PREFACE

Bel-Air


In 1957, tail fins, not seat belts, were standard equipment on American cars. Tail fins reached a peak in popularity with the 1957 Chevrolet Bel-Air. Powered by a 235-cubic-inch straight six or a 283-cubic-inch V-8, with either manual overdrive or powerglide automatic transmission, the Bel-Air had a two-tone exterior, accented by anodized aluminum suggesting space-age Los Angeles rather than iron-age Detroit. Optional equipment, besides seat belts, included power windows, six-way power seats, and a built-in electric razor. The Russians were ahead in space, but General Motors was ahead on the road.

This book is the story of Project Orion. In 1957, a small group of scientists, led by physicist Theodore B. Taylor and including my father, Freeman J. Dyson, launched a serious attempt to build an interplanetary spaceship propelled by nuclear bombs. This account, as best as I can reconstruct it, is the story my father could tell me only in fragments at the time.

Orion was a sibling of both Sputnik and the Chevrolet Bel-Air. When my father joined Project Orion, he was driving a 1949 Ford. After a year in La Jolla, California, it was time to give up the Ford. "Our poor old car finally gave up the ghost," he reported in his weekly letter home. "So on Friday night we took the old car out for its last run. We went to a big car-dealer in San Diego. We looked at a lot of cars, drove three, and finally bought a 2-year-old Chevrolet at 9 P.M." A turquoise and white 1957 Bel-Air. [1]

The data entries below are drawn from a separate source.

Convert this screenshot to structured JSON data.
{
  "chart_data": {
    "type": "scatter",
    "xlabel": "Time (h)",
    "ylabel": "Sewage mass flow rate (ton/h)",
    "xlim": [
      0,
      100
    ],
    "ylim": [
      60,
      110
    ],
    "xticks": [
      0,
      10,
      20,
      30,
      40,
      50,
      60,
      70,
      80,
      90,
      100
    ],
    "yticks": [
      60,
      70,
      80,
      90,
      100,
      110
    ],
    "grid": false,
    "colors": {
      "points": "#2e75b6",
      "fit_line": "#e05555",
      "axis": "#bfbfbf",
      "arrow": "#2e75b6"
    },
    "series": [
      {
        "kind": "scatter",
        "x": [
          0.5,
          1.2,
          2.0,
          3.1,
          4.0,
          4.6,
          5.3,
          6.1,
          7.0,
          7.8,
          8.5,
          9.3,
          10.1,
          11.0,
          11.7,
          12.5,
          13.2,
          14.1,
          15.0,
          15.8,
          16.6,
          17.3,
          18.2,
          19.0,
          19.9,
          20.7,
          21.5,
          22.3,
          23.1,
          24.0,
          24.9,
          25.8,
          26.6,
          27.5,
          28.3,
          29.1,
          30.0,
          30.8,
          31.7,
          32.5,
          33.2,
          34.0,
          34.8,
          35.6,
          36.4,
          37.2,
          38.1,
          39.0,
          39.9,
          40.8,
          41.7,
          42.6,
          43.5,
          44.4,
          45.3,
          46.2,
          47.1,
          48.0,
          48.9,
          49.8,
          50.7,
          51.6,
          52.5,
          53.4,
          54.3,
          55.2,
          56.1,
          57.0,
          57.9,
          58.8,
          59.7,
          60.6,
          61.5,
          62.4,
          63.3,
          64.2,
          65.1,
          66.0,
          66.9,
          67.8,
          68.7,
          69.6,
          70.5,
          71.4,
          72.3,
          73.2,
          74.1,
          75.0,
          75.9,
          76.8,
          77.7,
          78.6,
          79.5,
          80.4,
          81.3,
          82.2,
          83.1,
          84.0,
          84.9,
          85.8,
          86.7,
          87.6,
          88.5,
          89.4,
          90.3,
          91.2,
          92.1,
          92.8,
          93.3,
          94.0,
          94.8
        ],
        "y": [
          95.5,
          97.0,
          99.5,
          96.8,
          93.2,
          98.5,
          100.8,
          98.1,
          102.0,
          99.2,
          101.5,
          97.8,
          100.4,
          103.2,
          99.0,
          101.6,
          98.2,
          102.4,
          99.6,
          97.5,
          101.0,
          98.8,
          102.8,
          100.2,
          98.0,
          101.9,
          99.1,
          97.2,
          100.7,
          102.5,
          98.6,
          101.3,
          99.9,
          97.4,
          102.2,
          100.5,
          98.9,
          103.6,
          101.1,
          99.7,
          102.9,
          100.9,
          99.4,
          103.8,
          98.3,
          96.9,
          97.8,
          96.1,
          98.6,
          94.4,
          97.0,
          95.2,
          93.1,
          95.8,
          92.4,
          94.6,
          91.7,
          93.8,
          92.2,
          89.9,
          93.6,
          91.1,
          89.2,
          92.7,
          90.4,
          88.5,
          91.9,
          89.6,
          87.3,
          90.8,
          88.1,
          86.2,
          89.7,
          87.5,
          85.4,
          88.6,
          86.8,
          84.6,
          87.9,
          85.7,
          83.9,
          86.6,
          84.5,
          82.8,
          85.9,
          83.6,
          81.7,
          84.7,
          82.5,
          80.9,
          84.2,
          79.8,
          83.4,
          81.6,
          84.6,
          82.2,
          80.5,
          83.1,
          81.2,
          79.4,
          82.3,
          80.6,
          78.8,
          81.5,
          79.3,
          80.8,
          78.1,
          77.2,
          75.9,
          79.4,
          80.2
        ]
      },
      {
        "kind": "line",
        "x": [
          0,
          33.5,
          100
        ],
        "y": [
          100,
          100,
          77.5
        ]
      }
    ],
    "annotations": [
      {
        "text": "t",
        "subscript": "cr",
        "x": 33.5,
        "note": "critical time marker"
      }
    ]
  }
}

To a five-year-old from New Jersey, La Jolla (the jewel) was paradise found. General Atomic, the project's contractor, provided a house with a swimming pool and citrus orchard, draped in bougainvillea and overlooking the Pacific Ocean, which we scanned at sunset for the green flash. Winter swells broke over the reef at Windansea, where a surfing culture as tenacious as the inshore kelp beds had taken hold. Theodore Geisel, better known as Dr. Seuss, visited our three-room schoolhouse at La Jolla Cove. Abalone big enough to resist a tire iron could be gathered at low tide. My father and later my thirteen-year-old sister Katarina joined the local glider club and spent Saturdays trying to stay aloft in a fabric-covered sailplane winched into the updrafts above the cliffs at Torrey Pines. Jack Kerouac published On the Road.

The tail fins on the Chevrolet matched those on the Atlas intercontinental ballistic missiles that Convair Astronautics, a branch of the same corporate family as General Atomic, was building at a new $40 million facility four miles inland. In July of 1958 Convair held an open house, providing free hot dogs and the hourly flight of a model ICBM, which, the local paper announced, "will emit a trail of smoke and will complete its trip with a big red flash, simulating the detonation of a warhead." Real Atlas missiles, with a range of 5,000 miles, carried thermonuclear warheads yielding one hundred Hiroshimas each. The delivery of hydrogen bombs to civilian targets was celebrated with an open house, while Orion, a spaceship that would use bombs to deliver civilians to Mars, Jupiter, and Saturn, was so encumbered by secrecy that until July of 1958 even the existence of the project remained publicly unknown.[2]

Much of the record of Project Orion is still classified "Secret—Restricted Data" even though most of what kept the project secret in 1958 is now in the open, except for a few specific technical details. Any danger of Project Orion literature being used for destructive purposes is outweighed by the possibility that knowledge of Orion may be useful in ways that we cannot now predict or understand. Eventually, we will outgrow the use of nuclear energy as a weapon. Project Orion is a monument to those who once believed, or still believe, in turning the power of these weapons into something else.

All the people I visited or revisited in gathering this account believe they contributed to a dream that was nonetheless important for having failed. The years they spent working on Orion were the most exciting of their lives. Would they do it again? Definitely yes. Should we do it now? Probably not.

"We had a wonderfully free time, before any of that fallout stuff came down," says Orion's lead experimentalist, Brian Dunne. "It was a crazy era. All of our values were tweaked because of the cold war. It was a closed society, and all kinds of strange ideas were able to grow."